One example of how Pivot3’s inroads into other markets have paid dividends for security users can be found in their virtual desktop infrastructure (VDI) solution. According to Nash, a government agency recently leveraged their VDI offering to enable all of its team members who were working on a project together to be able work collaboratively and securely from their own offices.
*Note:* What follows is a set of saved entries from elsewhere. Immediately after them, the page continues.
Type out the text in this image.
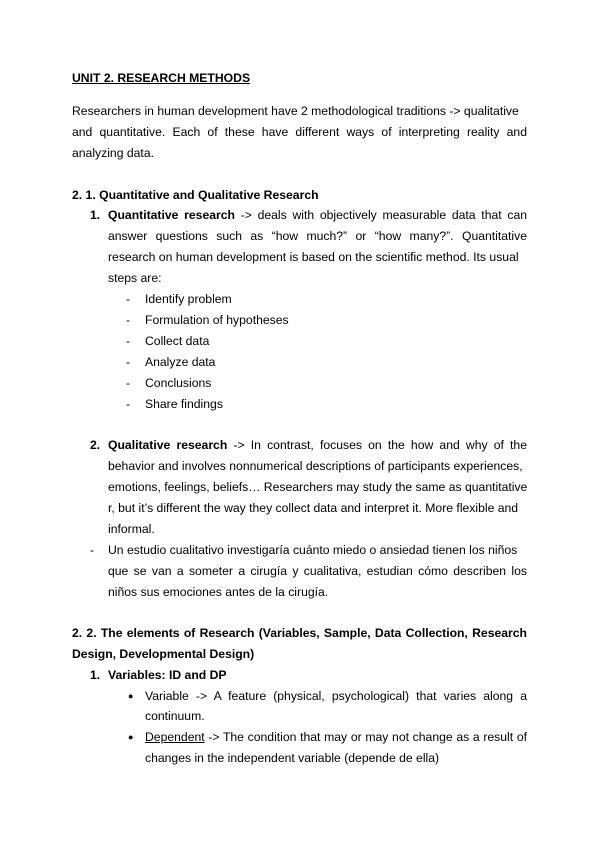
UNIT 2. RESEARCH METHODS
Researchers in human development have 2 methodological traditions -> qualitative
and quantitative. Each of these have different ways of interpreting reality and
analyzing data.
2. 1. Quantitative and Qualitative Research
1. Quantitative research -> deals with objectively measurable data that can
answer questions such as “how much?” or “how many?”. Quantitative
research on human development is based on the scientific method. Its usual
steps are:
- Identify problem
- Formulation of hypotheses
- Collect data
- Analyze data
- Conclusions
- Share findings
2. Qualitative research -> In contrast, focuses on the how and why of the
behavior and involves nonnumerical descriptions of participants experiences,
emotions, feelings, beliefs… Researchers may study the same as quantitative
r, but it’s different the way they collect data and interpret it. More flexible and
informal.
- Un estudio cualitativo investigaría cuánto miedo o ansiedad tienen los niños
que se van a someter a cirugía y cualitativa, estudian cómo describen los
niños sus emociones antes de la cirugía.
2. 2. The elements of Research (Variables, Sample, Data Collection, Research
Design, Developmental Design)
1. Variables: ID and DP
● Variable -> A feature (physical, psychological) that varies along a
continuum.
● Dependent -> The condition that may or may not change as a result of
changes in the independent variable (depende de ella)
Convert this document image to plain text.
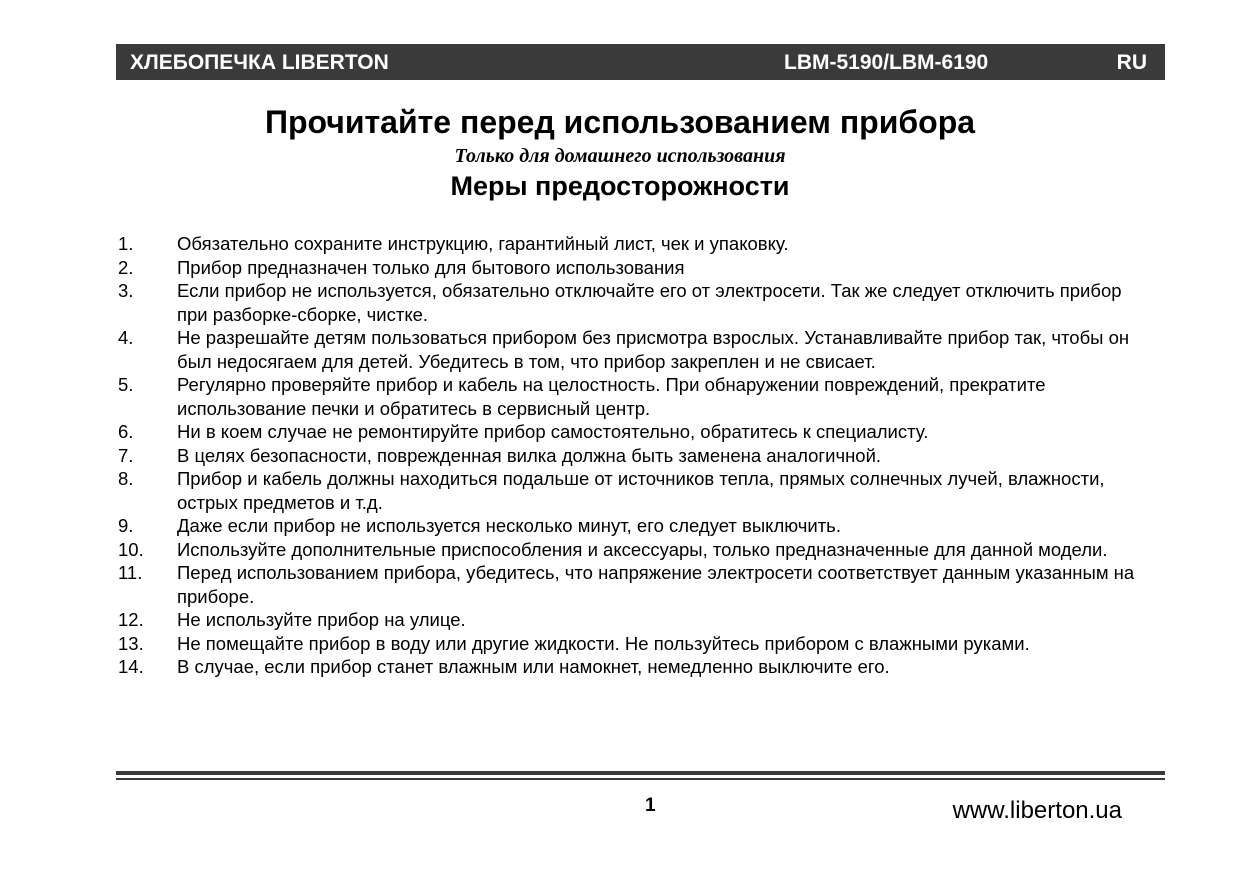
ХЛЕБОПЕЧКА LIBERTON	LBM-5190/LBM-6190	RU
Прочитайте перед использованием прибора
Только для домашнего использования
Меры предосторожности
1.	Обязательно сохраните инструкцию, гарантийный лист, чек и упаковку.
2.	Прибор предназначен только для бытового использования
3.	Если прибор не используется, обязательно отключайте его от электросети. Так же следует отключить прибор при разборке-сборке, чистке.
4.	Не разрешайте детям пользоваться прибором без присмотра взрослых. Устанавливайте прибор так, чтобы он был недосягаем для детей. Убедитесь в том, что прибор закреплен и не свисает.
5.	Регулярно проверяйте прибор и кабель на целостность. При обнаружении повреждений, прекратите использование печки и обратитесь в сервисный центр.
6.	Ни в коем случае не ремонтируйте прибор самостоятельно, обратитесь к специалисту.
7.	В целях безопасности, поврежденная вилка должна быть заменена аналогичной.
8.	Прибор и кабель должны находиться подальше от источников тепла, прямых солнечных лучей, влажности, острых предметов и т.д.
9.	Даже если прибор не используется несколько минут, его следует выключить.
10.	Используйте дополнительные приспособления и аксессуары, только предназначенные для данной модели.
11.	Перед использованием прибора, убедитесь, что напряжение электросети соответствует данным указанным на приборе.
12.	Не используйте прибор на улице.
13.	Не помещайте прибор в воду или другие жидкости. Не пользуйтесь прибором с влажными руками.
14.	В случае, если прибор станет влажным или намокнет, немедленно выключите его.
1	www.liberton.ua
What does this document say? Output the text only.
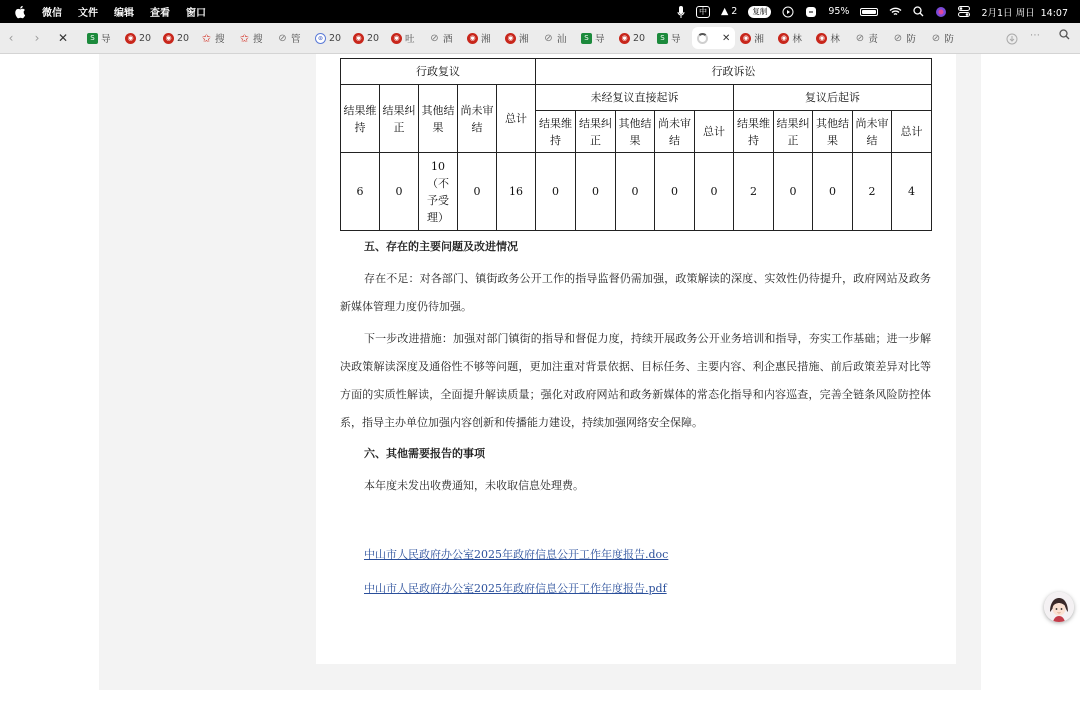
微信 文件 编辑 查看 窗口	中	▲
2	复制	95%	2月1日 周日  14:07
‹	›	✕	S 导	◉ 20	◉ 20 ✩ 搜 ✩ 搜 ⊘ 管	⊛ 20	◉ 20	◉ 吐 ⊘ 酒	◉ 湘	◉ 湘 ⊘ 汕	S 导	◉ 20	S 导	✕	◉ 湘	◉ 林	◉ 林 ⊘ 责 ⊘ 防 ⊘ 防	⋯
行政复议					行政诉讼									
结果维持	结果纠正	其他结果	尚未审结	总计	未经复议直接起诉					复议后起诉				
					结果维持	结果纠正	其他结果	尚未审结	总计	结果维持	结果纠正	其他结果	尚未审结	总计
6	0	10（不予受理）	0	16	0	0	0	0	0	2	0	0	2	4
五、存在的主要问题及改进情况
存在不足：对各部门、镇街政务公开工作的指导监督仍需加强，政策解读的深度、实效性仍待提升，政府网站及政务新媒体管理力度仍待加强。
下一步改进措施：加强对部门镇街的指导和督促力度，持续开展政务公开业务培训和指导，夯实工作基础；进一步解决政策解读深度及通俗性不够等问题，更加注重对背景依据、目标任务、主要内容、利企惠民措施、前后政策差异对比等方面的实质性解读，全面提升解读质量；强化对政府网站和政务新媒体的常态化指导和内容巡查，完善全链条风险防控体系，指导主办单位加强内容创新和传播能力建设，持续加强网络安全保障。
六、其他需要报告的事项
本年度未发出收费通知，未收取信息处理费。
中山市人民政府办公室2025年政府信息公开工作年度报告.doc
中山市人民政府办公室2025年政府信息公开工作年度报告.pdf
“To keep that secure, they were flying their entire engineering team into one city in the U.S. every week and putting them up in hotels and then they would fly home over the weekends. They were wearing them out and spending a lot of money on travel costs because they didn’t think they could keep those CAD drawings and other things secure,” said Nash. “We developed that on the data center side for that customer and then we thought, in the surveillance industry, they have a similar problem. They are very worried about their surveillance footage getting out on YouTube… so most people don’t allow remote connections and devices and things like that. By using this same product that we developed for this government agency, we started selling that as a virtual security system to our security customers and they love it.”
Nash said he believes that there is still a lot of education that needs to take place in the security industry when it comes to realizing the benefits of virtualization and hyper-converged infrastructure.
“It’s a massive task and not just on the security side, but also in the data center side. It happens every time you have a revolutionary technology come about. What happens is all of the incumbent, big companies that don’t have that technology, the first thing they do is start messaging that they do and unless you have an educated buyer, everyone’s sales pitch kind of sounds alike,” said Nash. “It is incumbent upon us and other people in the industry to do that education.”
Nash admitted that on the video side of the business, Pivot3 is not as global as he would like the company to be, which should be alleviated somewhat by a newly expanded sales force.
“We’ve got substantial business in areas around the globe and long list of countries where do business, but what we don’t have is a lot of great coverage in a lot of places,” he concluded.